The decision to let Flint go after less than 18 months in the top job was "mutual," according to HSBC chair Mark Tucker. Noel Quinn, previously CEO of global business banking at HSBC, will take over as interim CEO while the bank considers both internal and external candidates for the job.
The news came as a surprise to the market, with S&P Global Ratings saying the rationale for Flint's removal was not clear, and that it primarily indicated the "increased ruthlessness" of HSBC's board.
Nicholas Hyett, an equity analyst at Hargreaves Lansdown, said it was strange to be changing leadership again before Flint's reforms had a chance to bed in.
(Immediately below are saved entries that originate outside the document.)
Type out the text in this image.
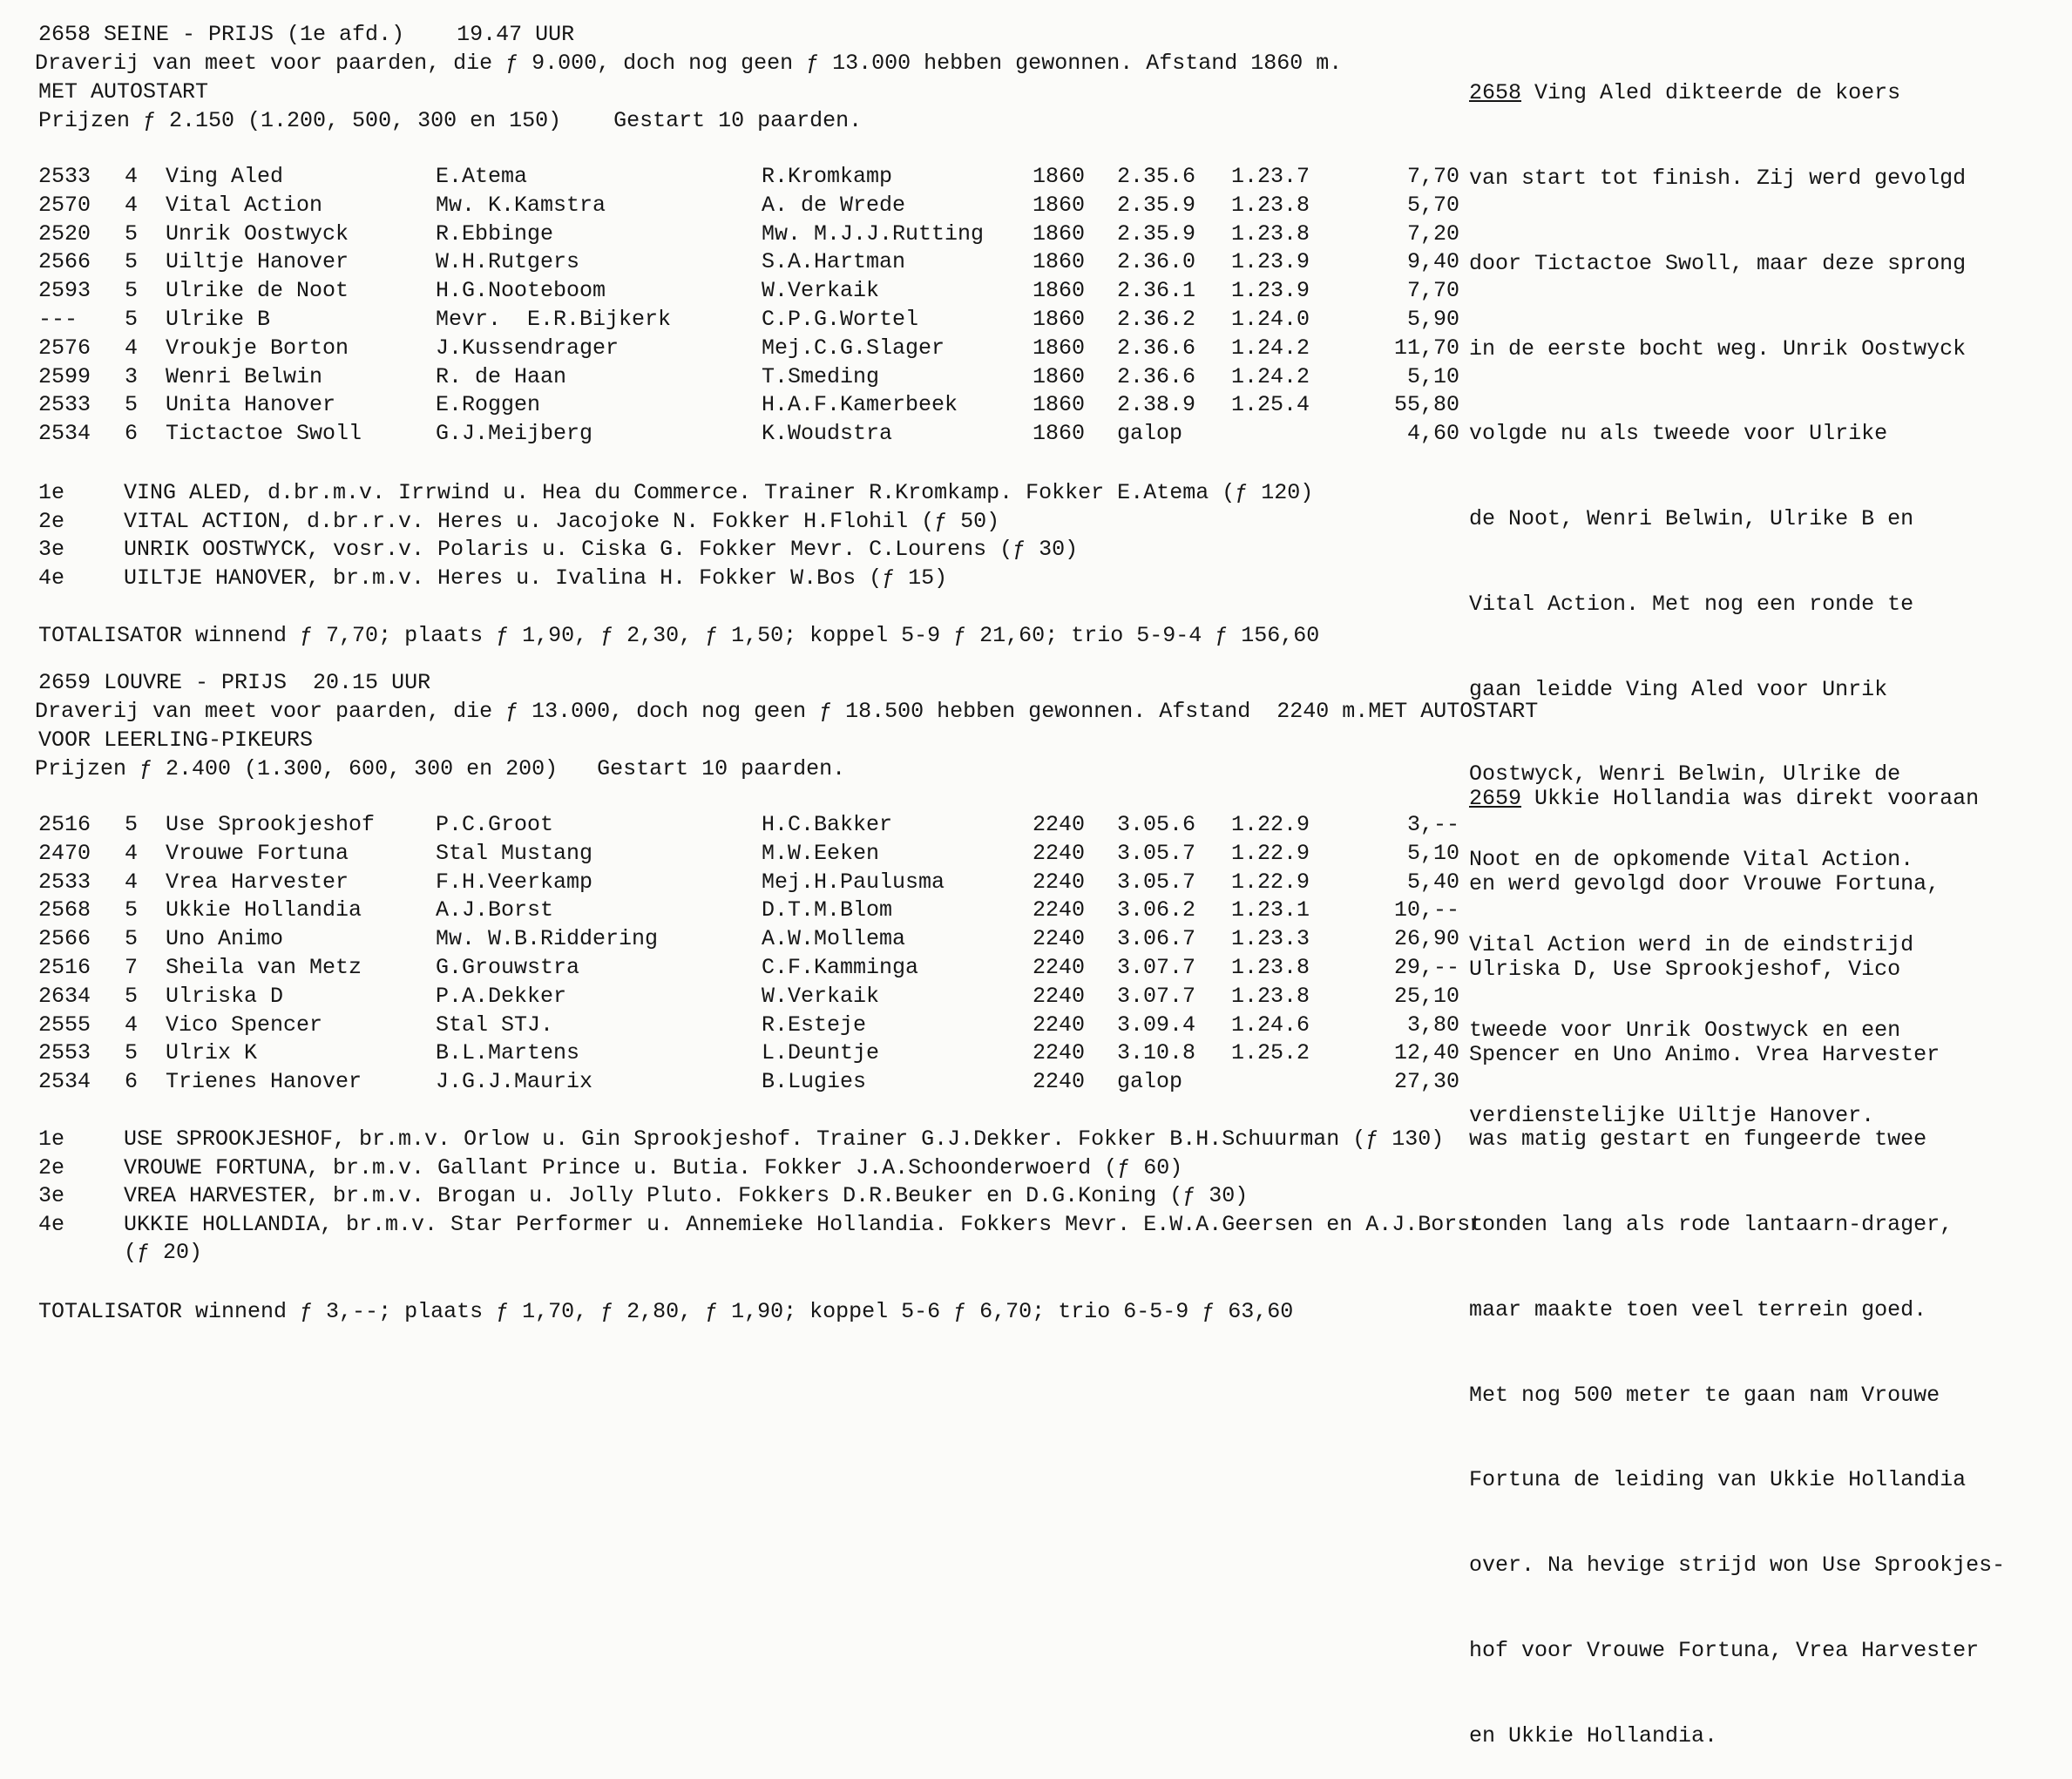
2658 SEINE - PRIJS (1e afd.)    19.47 UUR
Draverij van meet voor paarden, die ƒ 9.000, doch nog geen ƒ 13.000 hebben gewonnen. Afstand 1860 m.
MET AUTOSTART
Prijzen ƒ 2.150 (1.200, 500, 300 en 150)    Gestart 10 paarden.
2533 4 Ving Aled	E.Atema	R.Kromkamp	1860 2.35.6 1.23.7	7,70
2570 4 Vital Action	Mw. K.Kamstra	A. de Wrede	1860 2.35.9 1.23.8	5,70
2520 5 Unrik Oostwyck	R.Ebbinge	Mw. M.J.J.Rutting 1860 2.35.9 1.23.8	7,20
2566 5 Uiltje Hanover	W.H.Rutgers	S.A.Hartman	1860 2.36.0 1.23.9	9,40
2593 5 Ulrike de Noot	H.G.Nooteboom	W.Verkaik	1860 2.36.1 1.23.9	7,70
--- 5 Ulrike B	Mevr.  E.R.Bijkerk	C.P.G.Wortel	1860 2.36.2 1.24.0	5,90
2576 4 Vroukje Borton	J.Kussendrager	Mej.C.G.Slager	1860 2.36.6 1.24.2	11,70
2599 3 Wenri Belwin	R. de Haan	T.Smeding	1860 2.36.6 1.24.2	5,10
2533 5 Unita Hanover	E.Roggen	H.A.F.Kamerbeek	1860 2.38.9 1.25.4	55,80
2534 6 Tictactoe Swoll	G.J.Meijberg	K.Woudstra	1860 galop	4,60
1e	VING ALED, d.br.m.v. Irrwind u. Hea du Commerce. Trainer R.Kromkamp. Fokker E.Atema (ƒ 120)
2e	VITAL ACTION, d.br.r.v. Heres u. Jacojoke N. Fokker H.Flohil (ƒ 50)
3e	UNRIK OOSTWYCK, vosr.v. Polaris u. Ciska G. Fokker Mevr. C.Lourens (ƒ 30)
4e	UILTJE HANOVER, br.m.v. Heres u. Ivalina H. Fokker W.Bos (ƒ 15)
TOTALISATOR winnend ƒ 7,70; plaats ƒ 1,90, ƒ 2,30, ƒ 1,50; koppel 5-9 ƒ 21,60; trio 5-9-4 ƒ 156,60

2658 Ving Aled dikteerde de koers

van start tot finish. Zij werd gevolgd

door Tictactoe Swoll, maar deze sprong

in de eerste bocht weg. Unrik Oostwyck

volgde nu als tweede voor Ulrike

de Noot, Wenri Belwin, Ulrike B en

Vital Action. Met nog een ronde te

gaan leidde Ving Aled voor Unrik

Oostwyck, Wenri Belwin, Ulrike de

Noot en de opkomende Vital Action.

Vital Action werd in de eindstrijd

tweede voor Unrik Oostwyck en een

verdienstelijke Uiltje Hanover.

2659 LOUVRE - PRIJS  20.15 UUR
Draverij van meet voor paarden, die ƒ 13.000, doch nog geen ƒ 18.500 hebben gewonnen. Afstand  2240 m.MET AUTOSTART
VOOR LEERLING-PIKEURS
Prijzen ƒ 2.400 (1.300, 600, 300 en 200)   Gestart 10 paarden.
2516 5 Use Sprookjeshof	P.C.Groot	H.C.Bakker	2240 3.05.6 1.22.9	3,--
2470 4 Vrouwe Fortuna	Stal Mustang	M.W.Eeken	2240 3.05.7 1.22.9	5,10
2533 4 Vrea Harvester	F.H.Veerkamp	Mej.H.Paulusma	2240 3.05.7 1.22.9	5,40
2568 5 Ukkie Hollandia	A.J.Borst	D.T.M.Blom	2240 3.06.2 1.23.1	10,--
2566 5 Uno Animo	Mw. W.B.Riddering	A.W.Mollema	2240 3.06.7 1.23.3	26,90
2516 7 Sheila van Metz	G.Grouwstra	C.F.Kamminga	2240 3.07.7 1.23.8	29,--
2634 5 Ulriska D	P.A.Dekker	W.Verkaik	2240 3.07.7 1.23.8	25,10
2555 4 Vico Spencer	Stal STJ.	R.Esteje	2240 3.09.4 1.24.6	3,80
2553 5 Ulrix K	B.L.Martens	L.Deuntje	2240 3.10.8 1.25.2	12,40
2534 6 Trienes Hanover	J.G.J.Maurix	B.Lugies	2240 galop	27,30
1e	USE SPROOKJESHOF, br.m.v. Orlow u. Gin Sprookjeshof. Trainer G.J.Dekker. Fokker B.H.Schuurman (ƒ 130)
2e	VROUWE FORTUNA, br.m.v. Gallant Prince u. Butia. Fokker J.A.Schoonderwoerd (ƒ 60)
3e	VREA HARVESTER, br.m.v. Brogan u. Jolly Pluto. Fokkers D.R.Beuker en D.G.Koning (ƒ 30)
4e	UKKIE HOLLANDIA, br.m.v. Star Performer u. Annemieke Hollandia. Fokkers Mevr. E.W.A.Geersen en A.J.Borst
(ƒ 20)
TOTALISATOR winnend ƒ 3,--; plaats ƒ 1,70, ƒ 2,80, ƒ 1,90; koppel 5-6 ƒ 6,70; trio 6-5-9 ƒ 63,60

2659 Ukkie Hollandia was direkt vooraan

en werd gevolgd door Vrouwe Fortuna,

Ulriska D, Use Sprookjeshof, Vico

Spencer en Uno Animo. Vrea Harvester

was matig gestart en fungeerde twee

ronden lang als rode lantaarn-drager,

maar maakte toen veel terrein goed.

Met nog 500 meter te gaan nam Vrouwe

Fortuna de leiding van Ukkie Hollandia

over. Na hevige strijd won Use Sprookjes-

hof voor Vrouwe Fortuna, Vrea Harvester

en Ukkie Hollandia.
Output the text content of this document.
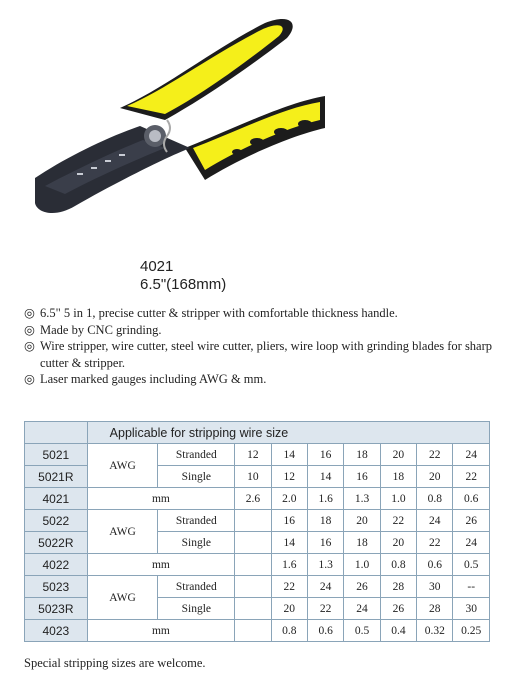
4021
6.5"(168mm)
◎ 6.5" 5 in 1, precise cutter & stripper with comfortable thickness handle.
◎ Made by CNC grinding.
◎ Wire stripper, wire cutter, steel wire cutter, pliers, wire loop with grinding blades for sharp cutter & stripper.
◎ Laser marked gauges including AWG & mm.
	Applicable for stripping wire size								
5021	AWG	Stranded	12	14	16	18	20	22	24
5021R		Single	10	12	14	16	18	20	22
4021	mm		2.6	2.0	1.6	1.3	1.0	0.8	0.6
5022	AWG	Stranded		16	18	20	22	24	26
5022R		Single		14	16	18	20	22	24
4022	mm			1.6	1.3	1.0	0.8	0.6	0.5
5023	AWG	Stranded		22	24	26	28	30	--
5023R		Single		20	22	24	26	28	30
4023	mm			0.8	0.6	0.5	0.4	0.32	0.25
Special stripping sizes are welcome.
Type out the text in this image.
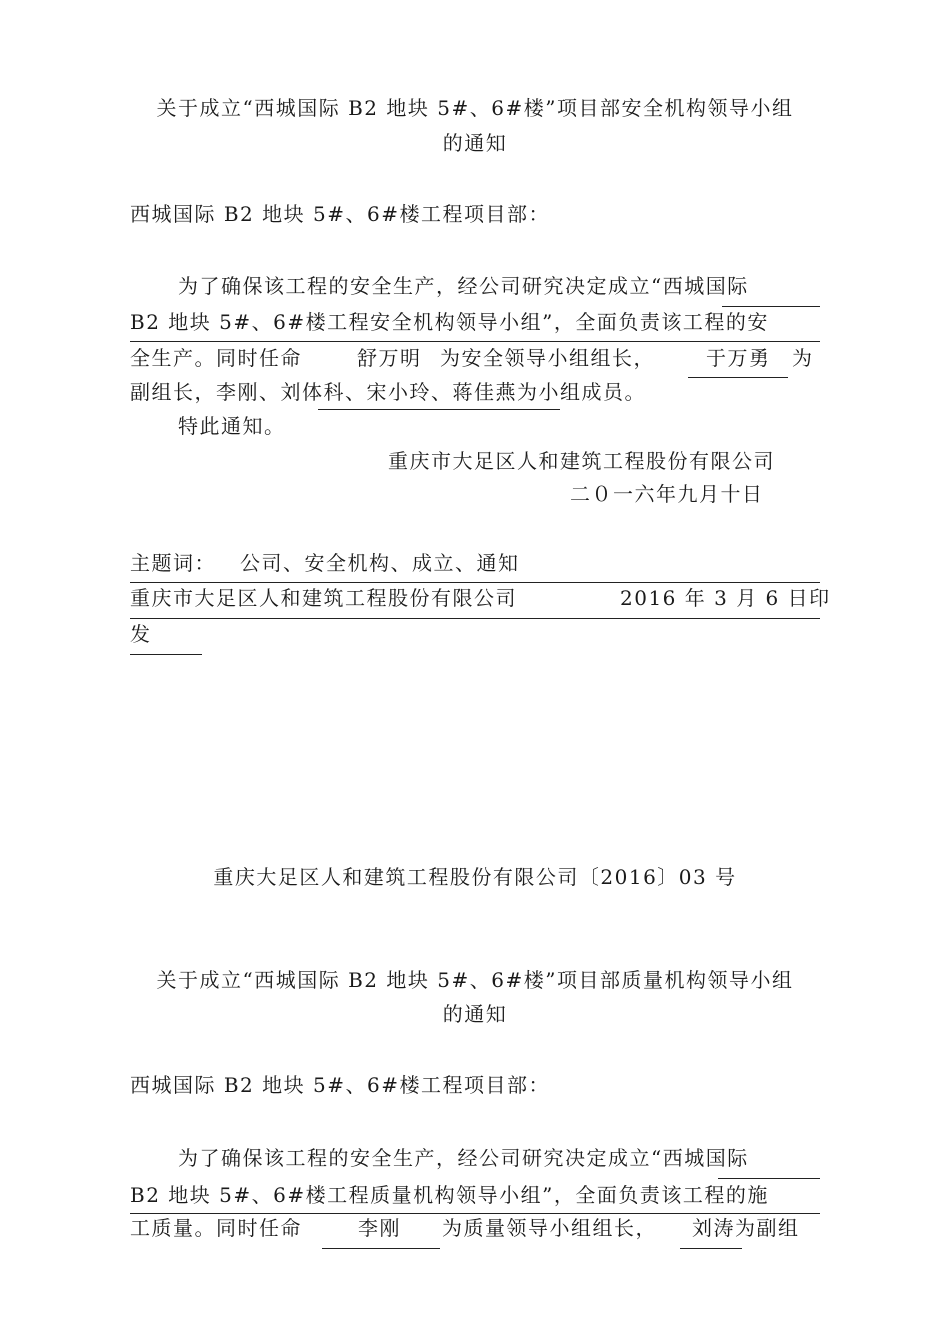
关于成立“西城国际 B2 地块 5#、6#楼”项目部安全机构领导小组
的通知
西城国际 B2 地块 5#、6#楼工程项目部：
为了确保该工程的安全生产，经公司研究决定成立“西城国际
B2 地块 5#、6#楼工程安全机构领导小组”，全面负责该工程的安
全生产。同时任命	舒万明 为安全领导小组组长，	于万勇 为
副组长，李刚、刘体科、宋小玲、蒋佳燕为小组成员。
特此通知。
重庆市大足区人和建筑工程股份有限公司
二０一六年九月十日
主题词： 公司、安全机构、成立、通知
重庆市大足区人和建筑工程股份有限公司	2016 年 3 月 6 日印
发
重庆大足区人和建筑工程股份有限公司〔2016〕03 号
关于成立“西城国际 B2 地块 5#、6#楼”项目部质量机构领导小组
的通知
西城国际 B2 地块 5#、6#楼工程项目部：
为了确保该工程的安全生产，经公司研究决定成立“西城国际
B2 地块 5#、6#楼工程质量机构领导小组”，全面负责该工程的施
工质量。同时任命	李刚 为质量领导小组组长， 刘涛为副组
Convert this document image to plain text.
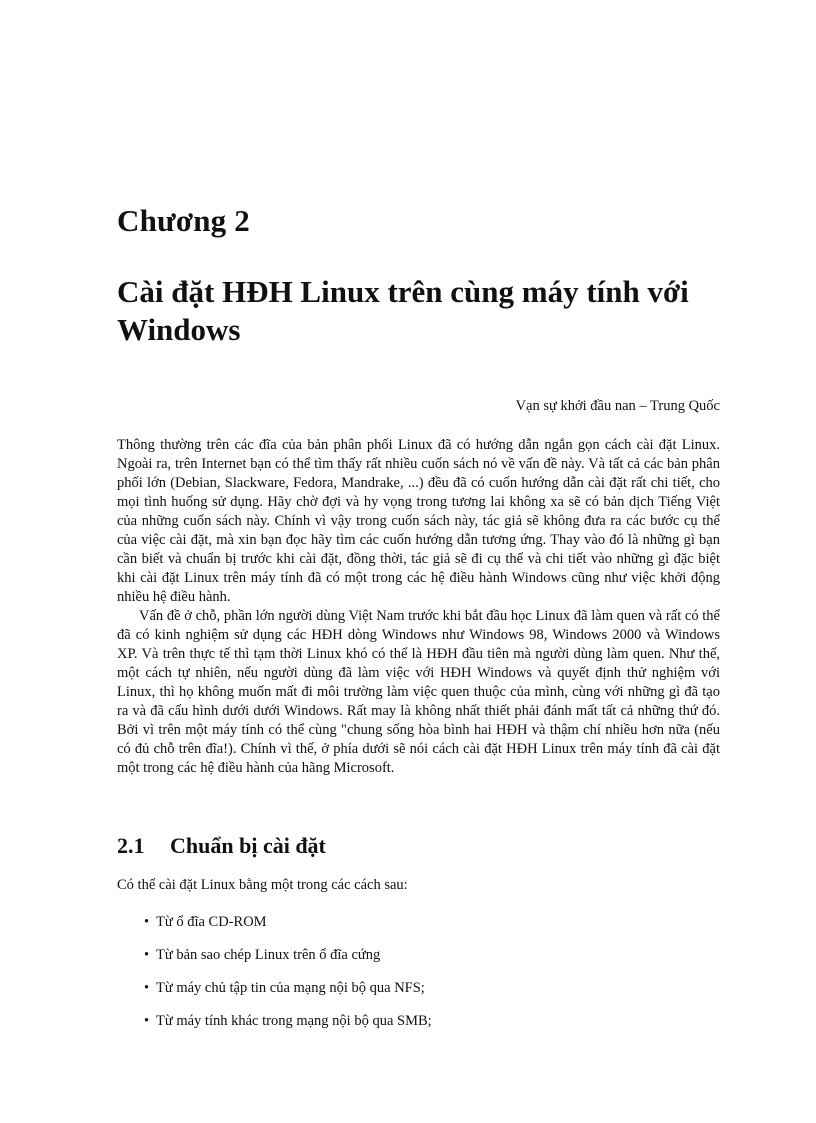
Chương 2
Cài đặt HĐH Linux trên cùng máy tính với Windows
Vạn sự khởi đầu nan – Trung Quốc

Thông thường trên các đĩa của bản phân phối Linux đã có hướng dẫn ngắn gọn cách cài đặt Linux. Ngoài ra, trên Internet bạn có thể tìm thấy rất nhiều cuốn sách nó về vấn đề này. Và tất cả các bản phân phối lớn (Debian, Slackware, Fedora, Mandrake, ...) đều đã có cuốn hướng dẫn cài đặt rất chi tiết, cho mọi tình huống sử dụng. Hãy chờ đợi và hy vọng trong tương lai không xa sẽ có bản dịch Tiếng Việt của những cuốn sách này. Chính vì vậy trong cuốn sách này, tác giả sẽ không đưa ra các bước cụ thể của việc cài đặt, mà xin bạn đọc hãy tìm các cuốn hướng dẫn tương ứng. Thay vào đó là những gì bạn cần biết và chuẩn bị trước khi cài đặt, đồng thời, tác giả sẽ đi cụ thể và chi tiết vào những gì đặc biệt khi cài đặt Linux trên máy tính đã có một trong các hệ điều hành Windows cũng như việc khởi động nhiều hệ điều hành.

Vấn đề ở chỗ, phần lớn người dùng Việt Nam trước khi bắt đầu học Linux đã làm quen và rất có thể đã có kinh nghiệm sử dụng các HĐH dòng Windows như Windows 98, Windows 2000 và Windows XP. Và trên thực tế thì tạm thời Linux khó có thể là HĐH đầu tiên mà người dùng làm quen. Như thế, một cách tự nhiên, nếu người dùng đã làm việc với HĐH Windows và quyết định thử nghiệm với Linux, thì họ không muốn mất đi môi trường làm việc quen thuộc của mình, cùng với những gì đã tạo ra và đã cấu hình dưới dưới Windows. Rất may là không nhất thiết phải đánh mất tất cả những thứ đó. Bởi vì trên một máy tính có thể cùng "chung sống hòa bình hai HĐH và thậm chí nhiều hơn nữa (nếu có đủ chỗ trên đĩa!). Chính vì thế, ở phía dưới sẽ nói cách cài đặt HĐH Linux trên máy tính đã cài đặt một trong các hệ điều hành của hãng Microsoft.

2.1 Chuẩn bị cài đặt
Có thể cài đặt Linux bằng một trong các cách sau:
• Từ ổ đĩa CD-ROM
• Từ bản sao chép Linux trên ổ đĩa cứng
• Từ máy chủ tập tin của mạng nội bộ qua NFS;
• Từ máy tính khác trong mạng nội bộ qua SMB;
The latter's strategy may not have been revolutionary but was "certainly not a disaster," and the bank had posted a strong set of earnings results for the first half, he wrote in a note.
But despite encouraging headline numbers, HSBC faces a raft of challenges as it looks to shore up a share price that lost close to 15% under Flint's tenure.
Trouble in the U.S.
One of the first problems that Quinn — and whoever is eventually appointed as CEO — will have to address is low profitability in the bank's U.S. business.
HSBC CFO Ewen Stevenson was explicit during the bank's first-half earnings call that low profitability in the U.S. had been, and would continue to be, a problem.
"We recognize that current returns in the U.S. are not acceptable, and it remains a firm priority of ours to improve these," he said.
The bank had set a target of increasing return on tangible equity in the U.S. business to 6% by 2020, but with the figure languishing at 2.5% at the end of the first half, it now acknowledges that it will miss this goal.
In light of the recent cut to interest rates in the U.S. — the Federal Reserve cut the overnight lending rate to 2% from 2.25% on Aug. 1, the first time in 11 years — HSBC's U.S. business will remain a "strategic challenge," Ian Gordon, an analyst covering banks at Investec, said in an interview.
Stevenson ruled out the divestiture of the U.S. business during the earnings call, and he also ruled out M&A. The U.S. is "critical" to HSBC's global business, and building scale through M&A would not solve any of the bank's challenges, he said.
The impact of ongoing global trade and tariff-related tensions is likely to be another headache for the new CEO.
"Trade tensions between U.S. and China are progressively impacting the growth outlook for both markets. We're responding to this changed revenue outlook with a tightened focus on cost," Stevenson said during the earnings call, adding that the bank was also slowing the pace of investments into those markets.
Given that HSBC has a particularly large trade finance business in China, continuing tensions could have a direct impact on profitability, Hyett said in an interview.
Cooling relations in China
On top of this, with HSBC reportedly on a list of foreign companies deemed "unreliable" by the Chinese government, doing business in one of the bank's most important Asian markets could also pose some challenges.
The bank allegedly gave information to U.S. prosecutors that helped them to build a case against Meng Wanzhou, finance director of Huawei Technologies Co. Ltd., who faces charges of wire fraud and breaking U.S. sanctions against Iran. Huawei has faced questions from countries concerned that its technology equipment might pose a national security threat.
"The nature of operating in emerging markets is that there is always a higher degree of political risk," Hyett said, adding that chilly relations with China's authorities could make it harder to do business in the country.
But while HSBC may be facing a political impasse, it has a very strong track record of doing business in the country to fall back on, Hyett noted. The bank, whose initials stand for "Hongkong and Shanghai Banking Corporation," has been present in China for more than 150 years.
It is also highly active in lending to the Belt and Road initiative, a flagship project of the Chinese government, Hyett noted.
Meanwhile, "Brexit remains unresolved with skewed risk to the downside," Stevenson told analysts during the earnings call.
With the U.K. slated to leave the EU on Oct. 31, and the terms of the departure still unclear, Brexit will be another challenge for the new CEO.
HSBC is a global bank, but its U.K. mortgage activity is a very important part of the business, Hyett said. This could be a source of vulnerability if Brexit leads to a downturn in the housing market.
"If we see a damaging Brexit, then the value of these assets will be hit," he told S&P Global Market Intelligence. "It's a long-term headwind that the bank will have to manage effectively."
But Investec's Gordon said he did not think Brexit would be a game-changer for HSBC, noting that the gains from the mortgage business are still looking "very strong."
The bank's book of U.K. first-lien residential mortgages increased to $128 billion at June 30, 2019, compared with $124 billion at the end of 2018.